Gaining Insights on Music Streams To Make Better Decisions

This series features mid-course projects for our inaugural Data Science bootcamp. Students were tasked with asking an interesting data question, finding a data set to answer the data question, cleaning, wrangling, and exploring the data, then design and build an interactive Shiny app.

Thanks to Xander Morrison and Gotee Records for allowing us to share about the project Xander built for internal use at Gotee Records.

Independent record labels have a lot of data at their disposal, but they don’t always have an easy way to gain insights from that data. Xander Morrison joined our Data Science bootcamp to create tools that allow the team at Gotee Records to gain insights about how their music is being consumed.

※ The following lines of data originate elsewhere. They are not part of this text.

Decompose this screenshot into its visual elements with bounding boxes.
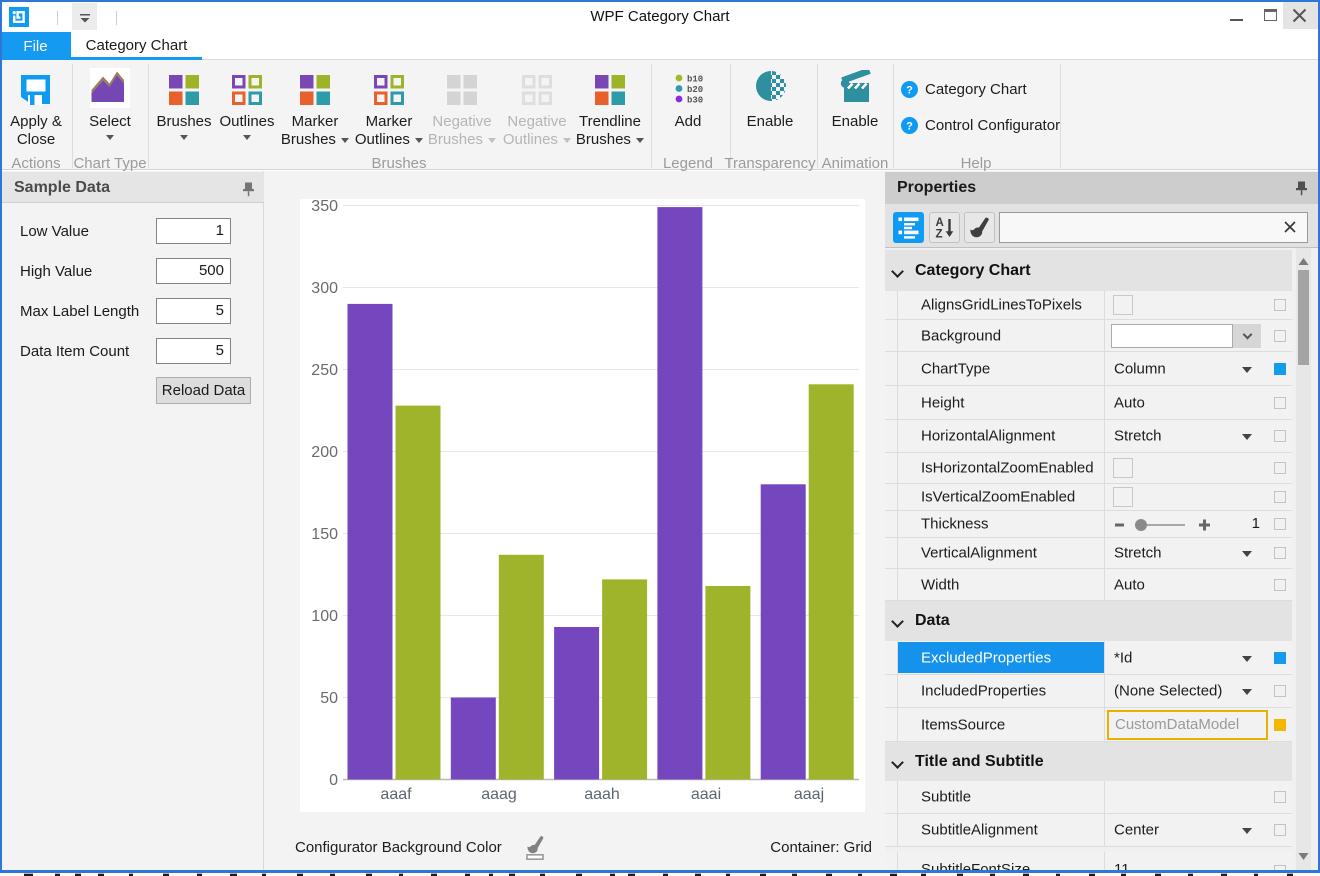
svg-text:?: ?	[906, 121, 913, 133]
svg-text:b20: b20	[687, 85, 703, 95]
svg-text:0: 0	[329, 772, 338, 789]
svg-text:?: ?	[906, 85, 913, 97]
svg-text:aaaj: aaaj	[794, 786, 824, 803]
svg-text:aaaf: aaaf	[380, 786, 412, 803]
svg-text:b10: b10	[687, 75, 703, 85]
svg-text:aaai: aaai	[691, 786, 721, 803]
svg-text:b30: b30	[687, 96, 703, 106]
svg-text:Z: Z	[936, 229, 943, 241]
svg-text:200: 200	[311, 444, 338, 461]
svg-text:350: 350	[311, 199, 338, 215]
svg-text:50: 50	[320, 690, 338, 707]
svg-text:aaag: aaag	[481, 786, 517, 803]
svg-text:150: 150	[311, 526, 338, 543]
svg-text:A: A	[936, 217, 944, 229]
svg-text:250: 250	[311, 362, 338, 379]
svg-text:300: 300	[311, 280, 338, 297]
svg-text:100: 100	[311, 608, 338, 625]
svg-text:aaah: aaah	[584, 786, 620, 803]
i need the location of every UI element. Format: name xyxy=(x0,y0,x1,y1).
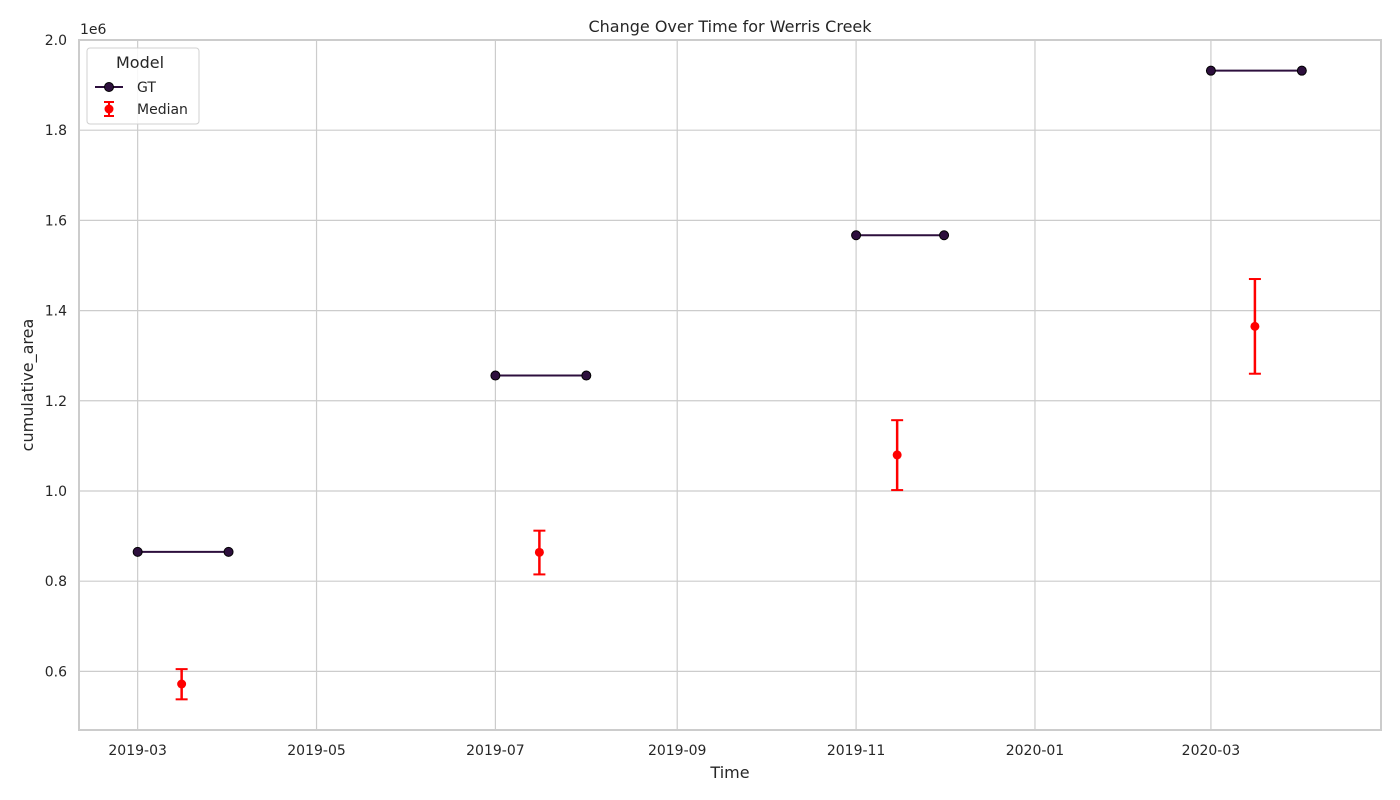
y-tick-label: 2.0 xyxy=(45,33,67,49)
gt-series xyxy=(132,65,1307,557)
x-tick-label: 2019-03 xyxy=(108,743,167,759)
median-point xyxy=(1250,321,1260,331)
gt-point xyxy=(851,230,862,241)
median-point xyxy=(177,679,187,689)
y-axis-multiplier: 1e6 xyxy=(80,22,107,38)
y-tick-label: 1.8 xyxy=(45,123,67,139)
legend-item-gt: GT xyxy=(95,80,156,96)
y-tick-label: 1.6 xyxy=(45,213,67,229)
legend-box xyxy=(86,47,200,125)
x-tick-label: 2020-03 xyxy=(1182,743,1241,759)
legend-title: Model xyxy=(116,53,164,72)
legend-label-gt: GT xyxy=(137,80,156,96)
gt-point xyxy=(1296,65,1307,76)
legend-median-marker xyxy=(104,104,114,114)
median-point xyxy=(534,547,544,557)
gt-point xyxy=(581,370,592,381)
gt-point xyxy=(939,230,950,241)
legend: Model GT Median xyxy=(86,47,200,125)
x-tick-label: 2019-11 xyxy=(827,743,886,759)
x-tick-label: 2020-01 xyxy=(1006,743,1065,759)
grid xyxy=(79,39,1381,730)
median-point xyxy=(892,450,902,460)
y-axis-ticks: 0.6 0.8 1.0 1.2 1.4 1.6 1.8 2.0 xyxy=(45,33,67,680)
legend-gt-marker xyxy=(104,82,114,92)
x-tick-label: 2019-07 xyxy=(466,743,525,759)
gt-point xyxy=(1205,65,1216,76)
y-tick-label: 0.6 xyxy=(45,664,67,680)
x-axis-ticks: 2019-03 2019-05 2019-07 2019-09 2019-11 2020-… xyxy=(108,743,1240,759)
chart-title: Change Over Time for Werris Creek xyxy=(588,17,872,36)
x-axis-label: Time xyxy=(709,763,749,782)
legend-item-median: Median xyxy=(104,101,188,118)
x-tick-label: 2019-05 xyxy=(287,743,346,759)
median-series xyxy=(175,278,1261,701)
y-tick-label: 1.0 xyxy=(45,484,67,500)
gt-point xyxy=(132,546,143,557)
x-tick-label: 2019-09 xyxy=(648,743,707,759)
gt-point xyxy=(223,546,234,557)
y-tick-label: 0.8 xyxy=(45,574,67,590)
gt-point xyxy=(490,370,501,381)
y-tick-label: 1.4 xyxy=(45,304,67,320)
plot-area xyxy=(78,39,1382,731)
legend-label-median: Median xyxy=(137,102,188,118)
y-axis-label: cumulative_area xyxy=(18,319,38,452)
y-tick-label: 1.2 xyxy=(45,394,67,410)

When it came time for his mid-course capstone, Xander was ready to start showing Gotee Records some insights. He shared, “my primary motivation is to present my company with valuable intelligence that can be used in marketing campaigns tailored to each of our artists. The goal is to notice differences in how each artist’s music is streamed so that we can lean into those strategies as we continue to create and publish music.”

The Data Question

Xander’s initial questions included:

In what context are our artists being streamed (i.e. playlists, libraries, radio)?
Which artist is being streamed the most frequently?
Are certain customers streaming a song multiple times?
Which zip codes are the hottest markets for our artists?

He expected to find a couple results.

Younger artists will have a higher streaming play count
Most songs will be listened to on a playlist

For this project, he was able to use Apple’s iTunes API which includes streaming data from Apple Music. Xander narrowed his data down to songs streamed in the United States during September 2017 so that he could work with a manageable data set. After downloading the data, he shared what he saw, “each row was an instance of a stream of one of our songs; however, the only identifiable information in this original data set was the Apple ID for that song. There was no artist name, no song title, no album name.”

He was able to pair this data up with another data set that mapped Apple IDs to song title and artist name. To gain insights into hot markets, he paired the zip code data from Apple with a dataset that maps zip codes to latitude and longitude coordinates and then mapped that to a dataset with cities and states.

He used plyr, dplyr, and tidyverse to manipulate the data. He used magrittr to create pipelines for passing data around to different functions.

The Visualizations

Xander’s goal for this project was to create a “fast aggregator and visualizer” for information that can drive decisions at the record label. Artist managers and marketers at the label want easy-to-use tools where they can find answers quickly to inform their decisions. To achieve this, he made sure his visualizations were clean and understandable. He utilized ggplot2 to create line charts and bar graphs. He used a map of the United States to show where songs were being played.